Apollo Federation beyond basics
Apollo provides a great foundation for building a federated graph but it lacks built-in observability and tracing capabilities. We'll go through solutions.
Federating a GraphQL gateway is straightforward with Apollo — you point it at your subgraphs, and requests start flowing. What’s harder is answering the questions that come later:
- Why is this query slow?
- Which subgraph is the bottleneck?
- How many requests are failing in the “reviews” service specifically?
Out of the box, Apollo Federation doesn’t give you much. To make it production-grade, you need observability.
Step 1: metrics and traces
We added Datadog’s GraphQL integration to our Apollo Gateway and subgraphs. With it, every query execution is automatically traced, tagged with operation name and subgraph, and shipped to Datadog. Suddenly, instead of staring at black boxes, we had flame graphs showing time spent in users
vs products
vs checkout
.
Step 2: distributed tracing across subgraphs
In Federation, a single client query might hit four subgraphs in sequence.

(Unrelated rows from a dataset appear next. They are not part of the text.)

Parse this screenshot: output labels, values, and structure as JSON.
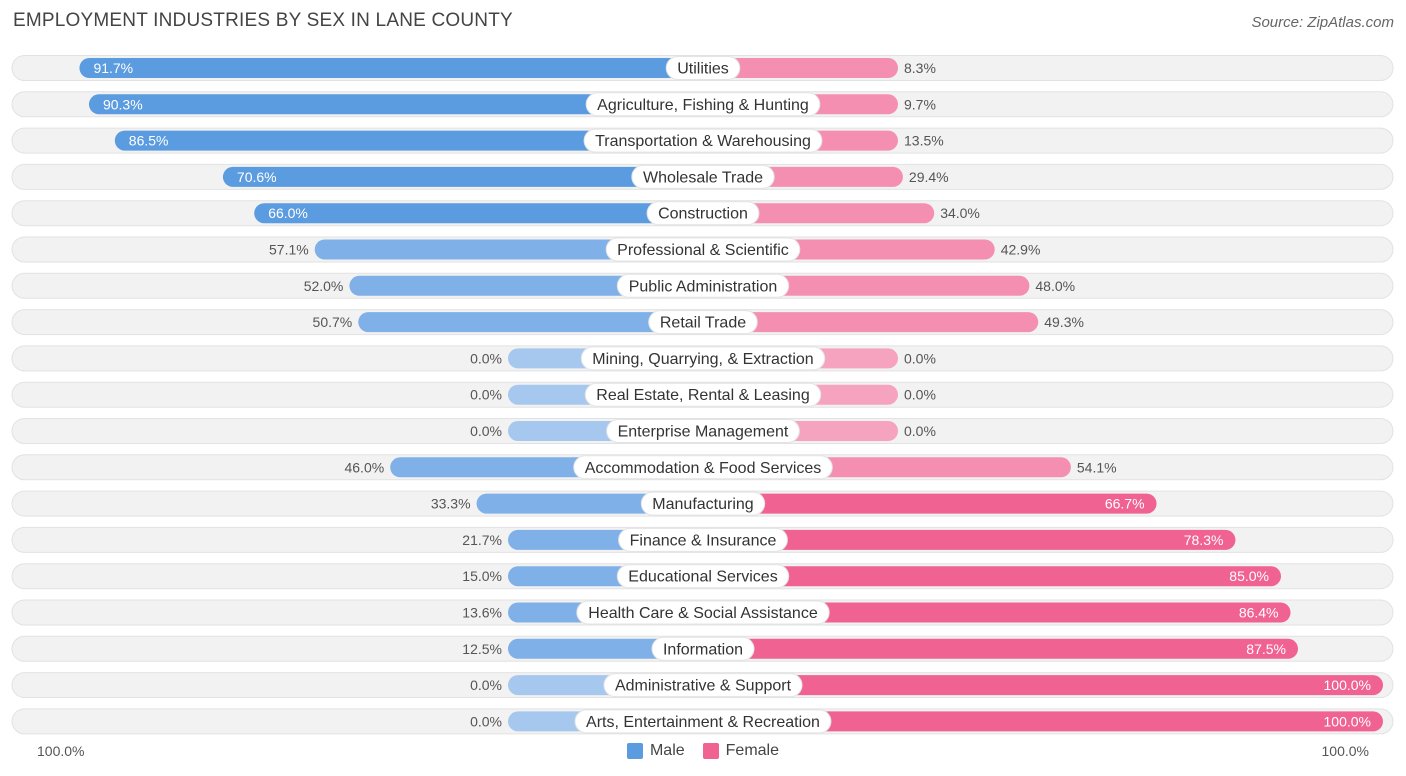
{
  "title": "EMPLOYMENT INDUSTRIES BY SEX IN LANE COUNTY",
  "source": "Source: ZipAtlas.com",
  "axis": {
    "left_label": "100.0%",
    "right_label": "100.0%"
  },
  "legend": {
    "male_label": "Male",
    "female_label": "Female"
  },
  "colors": {
    "male_strong": "#5b9bdf",
    "male_light": "#a6c8ee",
    "female_strong": "#f06292",
    "female_light": "#f5a3bf",
    "row_bg": "#f2f2f2"
  },
  "chart_data": {
    "type": "bar",
    "orientation": "horizontal-diverging",
    "title": "EMPLOYMENT INDUSTRIES BY SEX IN LANE COUNTY",
    "xlim": [
      -100,
      100
    ],
    "categories": [
      "Utilities",
      "Agriculture, Fishing & Hunting",
      "Transportation & Warehousing",
      "Wholesale Trade",
      "Construction",
      "Professional & Scientific",
      "Public Administration",
      "Retail Trade",
      "Mining, Quarrying, & Extraction",
      "Real Estate, Rental & Leasing",
      "Enterprise Management",
      "Accommodation & Food Services",
      "Manufacturing",
      "Finance & Insurance",
      "Educational Services",
      "Health Care & Social Assistance",
      "Information",
      "Administrative & Support",
      "Arts, Entertainment & Recreation"
    ],
    "series": [
      {
        "name": "Male",
        "values": [
          91.7,
          90.3,
          86.5,
          70.6,
          66.0,
          57.1,
          52.0,
          50.7,
          0.0,
          0.0,
          0.0,
          46.0,
          33.3,
          21.7,
          15.0,
          13.6,
          12.5,
          0.0,
          0.0
        ],
        "labels": [
          "91.7%",
          "90.3%",
          "86.5%",
          "70.6%",
          "66.0%",
          "57.1%",
          "52.0%",
          "50.7%",
          "0.0%",
          "0.0%",
          "0.0%",
          "46.0%",
          "33.3%",
          "21.7%",
          "15.0%",
          "13.6%",
          "12.5%",
          "0.0%",
          "0.0%"
        ]
      },
      {
        "name": "Female",
        "values": [
          8.3,
          9.7,
          13.5,
          29.4,
          34.0,
          42.9,
          48.0,
          49.3,
          0.0,
          0.0,
          0.0,
          54.1,
          66.7,
          78.3,
          85.0,
          86.4,
          87.5,
          100.0,
          100.0
        ],
        "labels": [
          "8.3%",
          "9.7%",
          "13.5%",
          "29.4%",
          "34.0%",
          "42.9%",
          "48.0%",
          "49.3%",
          "0.0%",
          "0.0%",
          "0.0%",
          "54.1%",
          "66.7%",
          "78.3%",
          "85.0%",
          "86.4%",
          "87.5%",
          "100.0%",
          "100.0%"
        ]
      }
    ]
  }
}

Without distributed tracing, you only see the gateway’s perspective. With tracing enabled, you see the entire call tree. This helped us uncover that what looked like a “slow product query” was actually time spent waiting on the inventory
subgraph.
We wired Apollo’s built-in tracing extension with OpenTelemetry, which Datadog ingests natively. Here’s a minimal gateway config:
import { ApolloServer } from "apollo-server";
import { ApolloGateway } from "@apollo/gateway";
import { ApolloServerPluginInlineTrace } from "apollo-server-core";
import { datadogPlugin } from "apollo-server-datadog";
const gateway = new ApolloGateway({
serviceList: [
{ name: "users", url: "http://localhost:4001" },
{ name: "products", url: "http://localhost:4002" },
],
});
const server = new ApolloServer({
gateway,
subscriptions: false,
plugins: [
ApolloServerPluginInlineTrace(),
datadogPlugin({ apiKey: process.env.DD_API_KEY }),
],
});
server.listen().then(({ url }) => console.log(`🚀 Gateway at ${url}`));
Step 3: trade-offs
- every trace adds latency (~2–5ms per request). Fine for us, but worth measuring.
- traces can get big, especially with nested federated queries. We sampled aggressively.
- observability is only useful if engineers look at the dashboards. We built alerts around P95 latency and error rates to surface problems early.
The impact
With observability in place, we stopped guessing. One concrete win: we found a hot path where the gateway was making N+1 calls to the reviews
subgraph. Without tracing, it just looked like “queries are slow.” With tracing, the call tree made the problem obvious. Fixing it cut median latency in half.
Federation unlocks scale, but it also hides complexity. Adding observability and tracing is how you take it from “it works” to “we understand it.”